Republican Mitt Romney made it official early Saturday morning, naming U.S. Rep. Paul Ryan (R-Wis.) as his running mate.
The public announcent will be made aboard the USS Wisconsin later this morning in Norfolk, but the Romney campaign confirmed reports that first surfaced late Friday night in a phone app posting.
“Mitt’s Choice for VP is Paul Ryan,” the posting read.
The pick is a high-stakes strategic move that sharpens the ideological contrast between the two presidential campaigns when it comes to the role of government, the stewardship of the economy and the direction of the country.
Romney was scheduled to campaign with his vice-presidential choice Saturday in Virginia, beginning the day – tellingly – at the USS Wisconsin in Norfolk.
In Ryan, Romney would be turning to perhaps his party’s most influential politician on economic and budget policy, a huge favorite of pro-business and free-market conservatives, a personable policy wonk and energetic campaigner, and the architect of two deeply controversial federal budget plans that sharply scale back social spending and health care entitlements.
Romney’s already been accused of murder this week. So he’s going with an easy target to save time for the Democrats. This is tame stuff for what we expect to be coming.
Unlike Barack Obama and Joe Biden and their extensive private sector history, Democrats point out Ryan doesn’t have much.
For one thing, Ryan has no significant private-sector experience.
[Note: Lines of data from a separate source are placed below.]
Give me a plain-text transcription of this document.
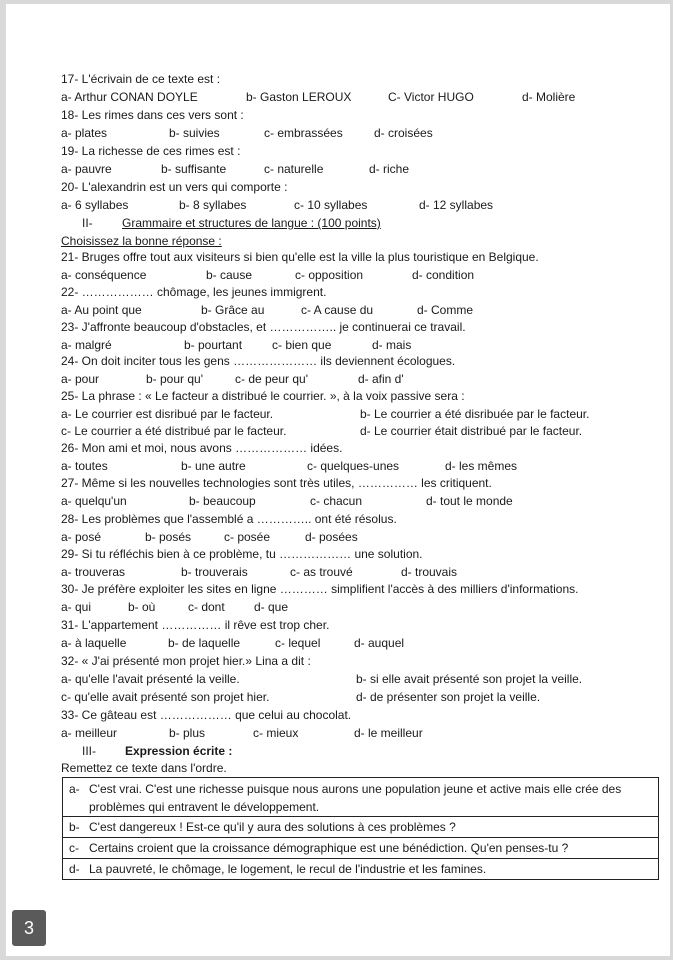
17- L'écrivain de ce texte est :
a- Arthur CONAN DOYLE	b- Gaston LEROUX	C- Victor HUGO	d- Molière
18- Les rimes dans ces vers sont :
a- plates	b- suivies	c- embrassées	d- croisées
19- La richesse de ces rimes est :
a- pauvre	b- suffisante	c- naturelle	d- riche
20- L'alexandrin est un vers qui comporte :
a- 6 syllabes	b- 8 syllabes	c- 10 syllabes	d- 12 syllabes
II- Grammaire et structures de langue : (100 points)
Choisissez la bonne réponse :
21- Bruges offre tout aux visiteurs si bien qu'elle est la ville la plus touristique en Belgique.
a- conséquence	b- cause	c- opposition	d- condition
22- ……………… chômage, les jeunes immigrent.
a- Au point que	b- Grâce au	c- A cause du	d- Comme
23- J'affronte beaucoup d'obstacles, et …………….. je continuerai ce travail.
a- malgré	b- pourtant c- bien que	d- mais
24- On doit inciter tous les gens ………………… ils deviennent écologues.
a- pour	b- pour qu'	c- de peur qu'	d- afin d'
25- La phrase : « Le facteur a distribué le courrier. », à la voix passive sera :
a- Le courrier est disribué par le facteur.	b- Le courrier a été disribuée par le facteur.
c- Le courrier a été distribué par le facteur.	d- Le courrier était distribué par le facteur.
26- Mon ami et moi, nous avons ……………… idées.
a- toutes	b- une autre	c- quelques-unes	d- les mêmes
27- Même si les nouvelles technologies sont très utiles, …………… les critiquent.
a- quelqu'un	b- beaucoup	c- chacun	d- tout le monde
28- Les problèmes que l'assemblé a ………….. ont été résolus.
a- posé	b- posés	c- posée	d- posées
29- Si tu réfléchis bien à ce problème, tu ……………… une solution.
a- trouveras	b- trouverais	c- as trouvé	d- trouvais
30- Je préfère exploiter les sites en ligne ………… simplifient l'accès à des milliers d'informations.
a- qui	b- où	c- dont d- que
31- L'appartement …………… il rêve est trop cher.
a- à laquelle	b- de laquelle	c- lequel	d- auquel
32- « J'ai présenté mon projet hier.» Lina a dit :
a- qu'elle l'avait présenté la veille.	b- si elle avait présenté son projet la veille.
c- qu'elle avait présenté son projet hier.	d- de présenter son projet la veille.
33- Ce gâteau est ……………… que celui au chocolat.
a- meilleur	b- plus	c- mieux	d- le meilleur
III- Expression écrite :
Remettez ce texte dans l'ordre.
a- C'est vrai. C'est une richesse puisque nous aurons une population jeune et active mais elle crée des problèmes qui entravent le développement.
b- C'est dangereux ! Est-ce qu'il y aura des solutions à ces problèmes ?
c- Certains croient que la croissance démographique est une bénédiction. Qu'en penses-tu ?
d- La pauvreté, le chômage, le logement, le recul de l'industrie et les famines.
3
Besides summer jobs working at McDonald’s or at his family’s construction company, or waiting tables as a young Washington staffer, Ryan has none of the business-world experience Romney frequently touts as essential for governing. In the run-up to his first campaign for Congress, in 1998, that gap was enough of a concern for Ryan that he briefly became a “marketing consultant” at the family business, an obvious bit of résumé puffing.